Big stress = little waist

So my whole bettering myself plan hasn’t really happened this year. I’m easily distracted by things like work and tiredness, stress and sleep. Work is stressing me out to the max and instead of turning to exercise for relief, I turn to sleeping pills and fast food. I’ve lost weight, which is really nice as far as fitting into my old clothes goes, but it hasn’t been a healthy weight loss. It’s a stress weight loss, which for me, means not eating as much as I should be. And not eating the right things. So I’m slimmer but not any healthier. I’m very happy to be slim, but I want to use this bad weight loss as a jumping point for a new workout program.

I stumbled upon something on Instagram a few weeks ago and I have been thinking about it ever since. There’s a trainer in Australia named Kayla Itsines and she regularly posts result pictures that girls using her program post and tag her in. And they look EXACTLY like how I want to look! And many of them actually start out looking the way I already look – slim, but a flabby kind of slim. Then they lose fat and develop muscles and lean tone. Which is EXACTLY what I want! So, I finally bought the program today. I bought the eating guide, as well, because my diet is abysmal. I eat fast food for pretty much every meal. I’m a 500 lb. person in a skinny body (and my only saving grace is my major calorie-burning, labor-intensive job, plus some stress).

So, while I’m loving my bikini body this summer (thank goodness!), I know that I’m very unhealthy and I would like to change that. As you know. I’ve been trying FOREVER. I’m hoping this guide will be the change I need. I’m very low on energy (which is another thing that makes working out hard) and very high on stress so I need a huge change.

And, for those of you who told me that I should focus on ONE thing, this is my one thing.

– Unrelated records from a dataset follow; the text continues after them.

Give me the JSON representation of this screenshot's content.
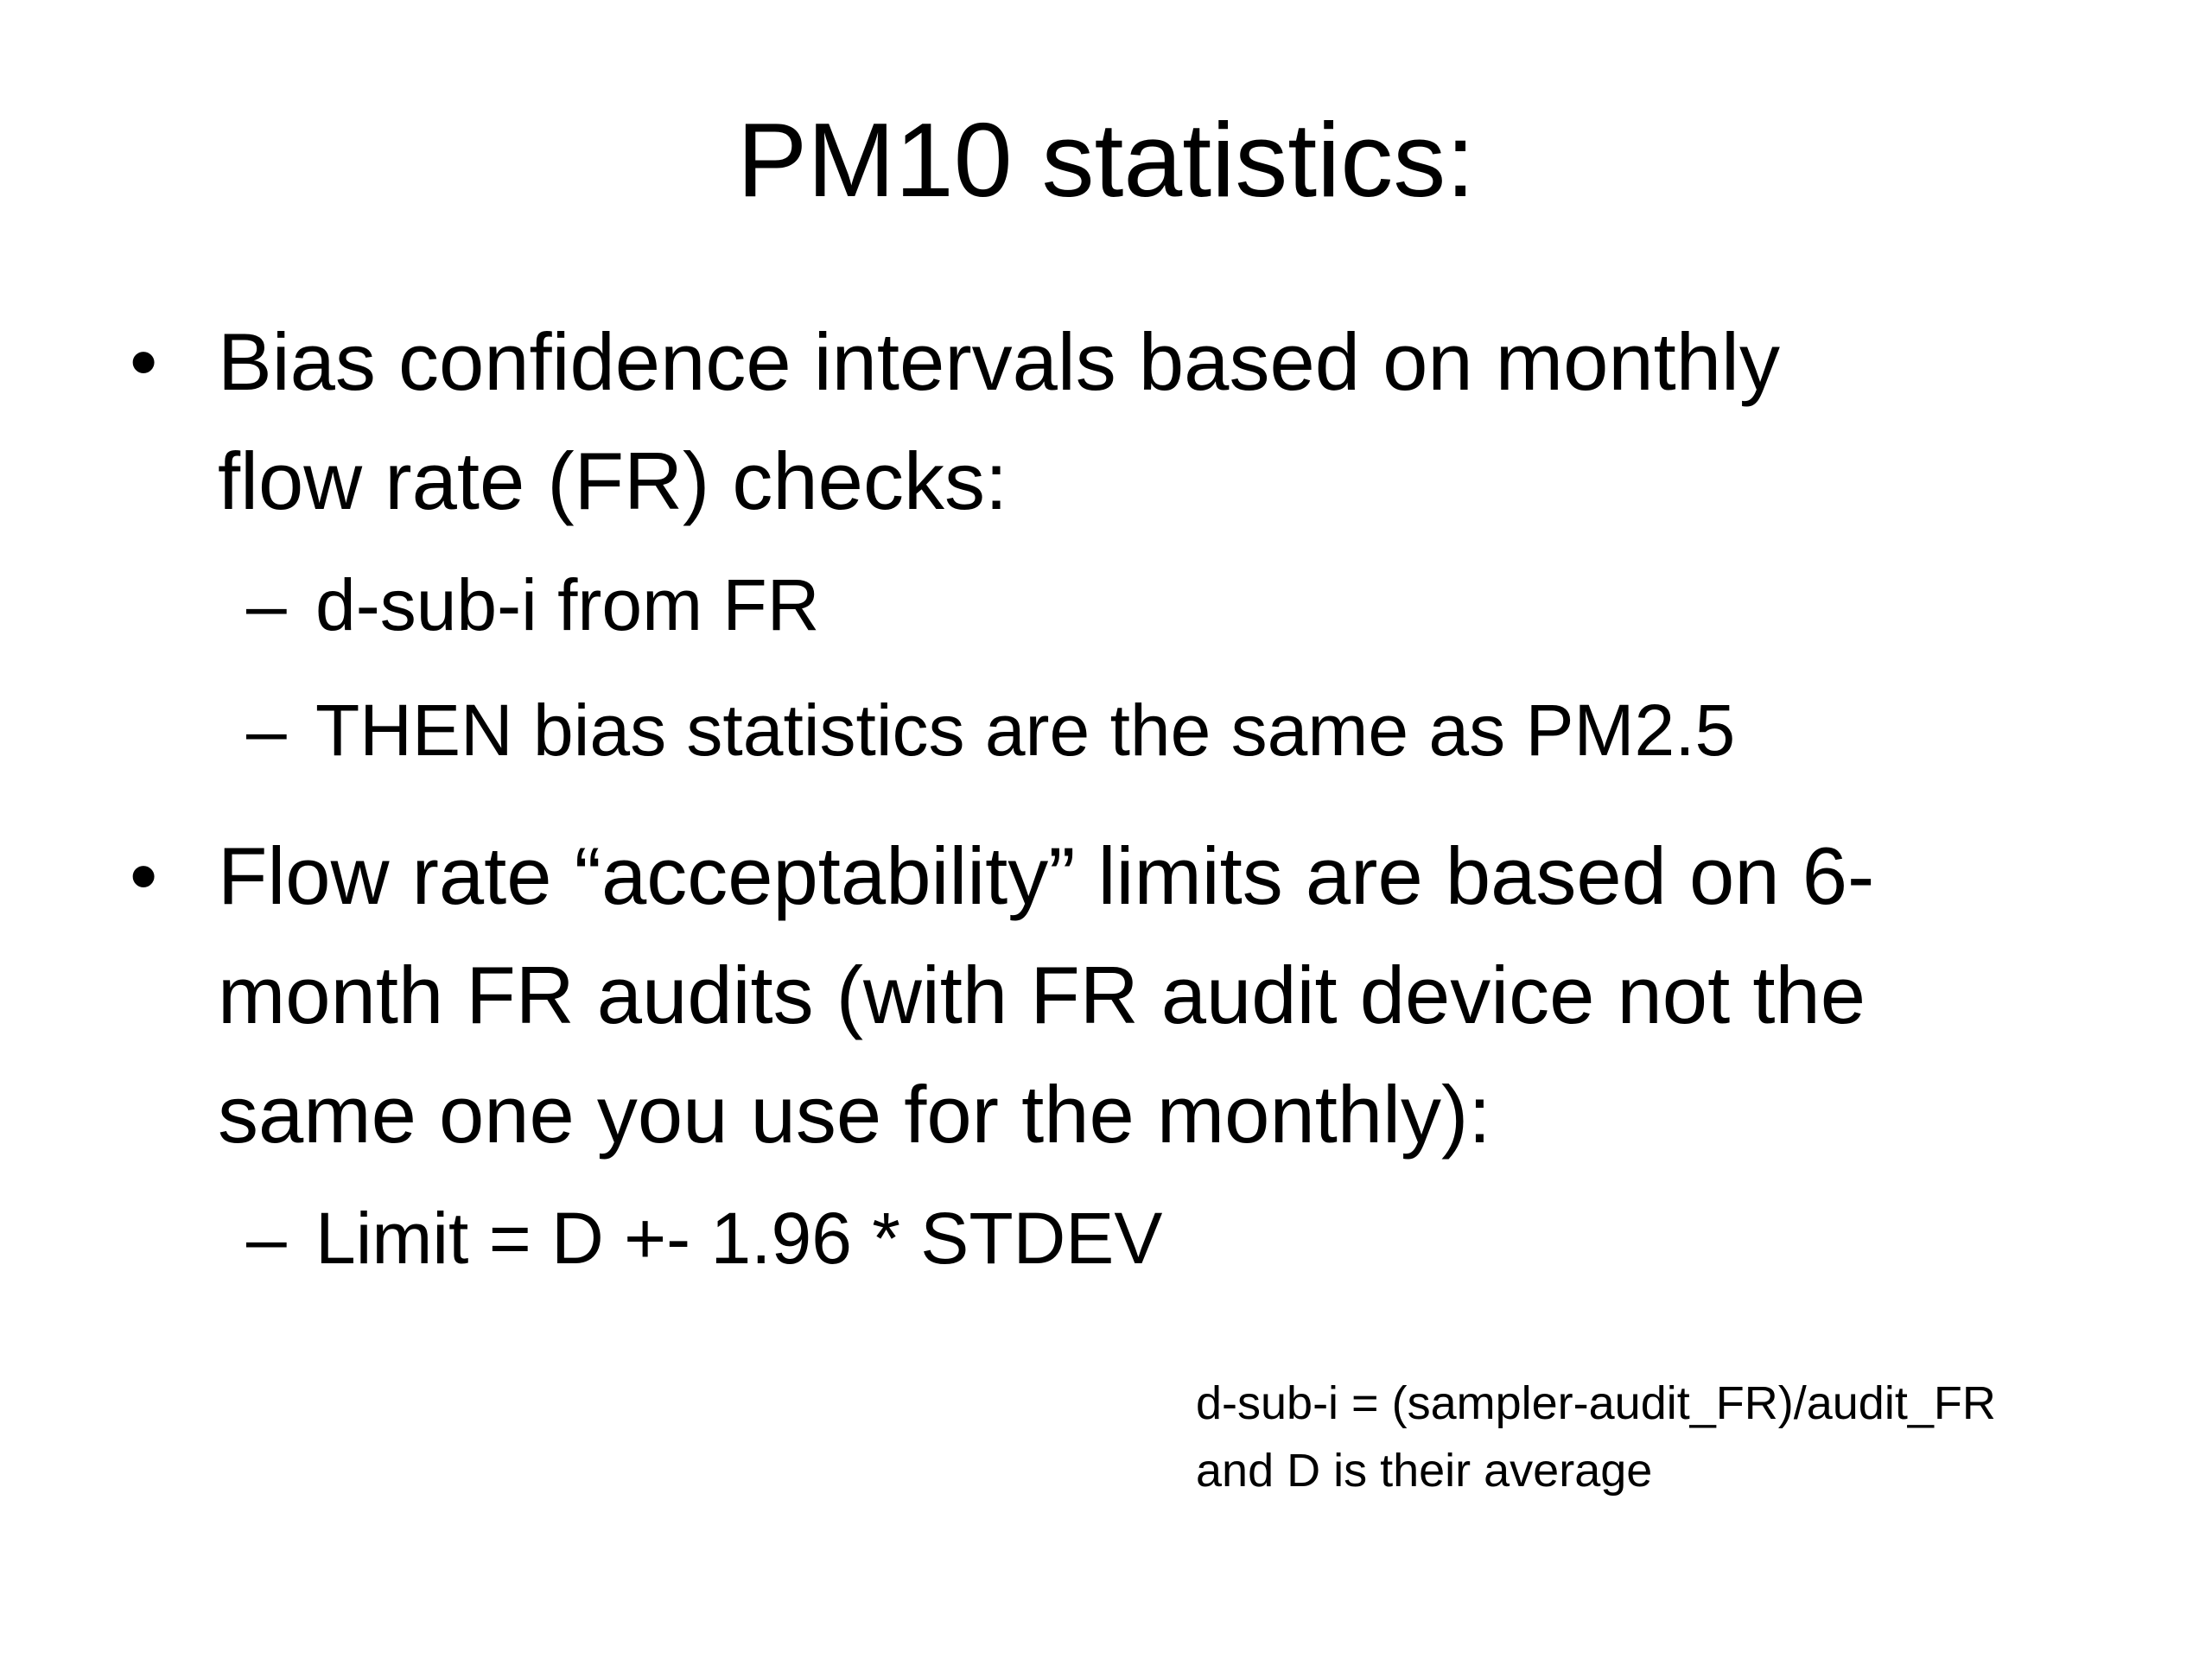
{
  "slide": {
    "title": "PM10 statistics:",
    "bullets": [
      {
        "symbol": "•",
        "text": "Bias confidence intervals based on monthly\nflow rate (FR) checks:",
        "subitems": [
          {
            "symbol": "–",
            "text": "d-sub-i from FR"
          },
          {
            "symbol": "–",
            "text": "THEN bias statistics are the same as PM2.5"
          }
        ]
      },
      {
        "symbol": "•",
        "text": "Flow rate “acceptability” limits are based on 6-\nmonth FR audits (with FR audit device not the\nsame one you use for the monthly):",
        "subitems": [
          {
            "symbol": "–",
            "text": "Limit = D +- 1.96 * STDEV"
          }
        ]
      }
    ],
    "note": {
      "line1": "d-sub-i = (sampler-audit_FR)/audit_FR",
      "line2": "and D is their average"
    }
  }
}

Another nice thing about stress, besides weight loss, is how it causes me to lose the ability to focus on many things at once. My brain sort of shuts down and I can’t think about much besides what’s stressing me out. So this one thing is what I will be focusing on. Thankfully, because of the guides, I will hopefully not have to think much. I will just have to DO. But doing is the hardest part.

By the way, this week, or just prior to starting this new program, I will post a current “before” picture. It will be better than my last one, and hopefully I will have more frequent updates to post! The people I see using this program have AMAZING after pictures just half way through the program. I hope to be one of them.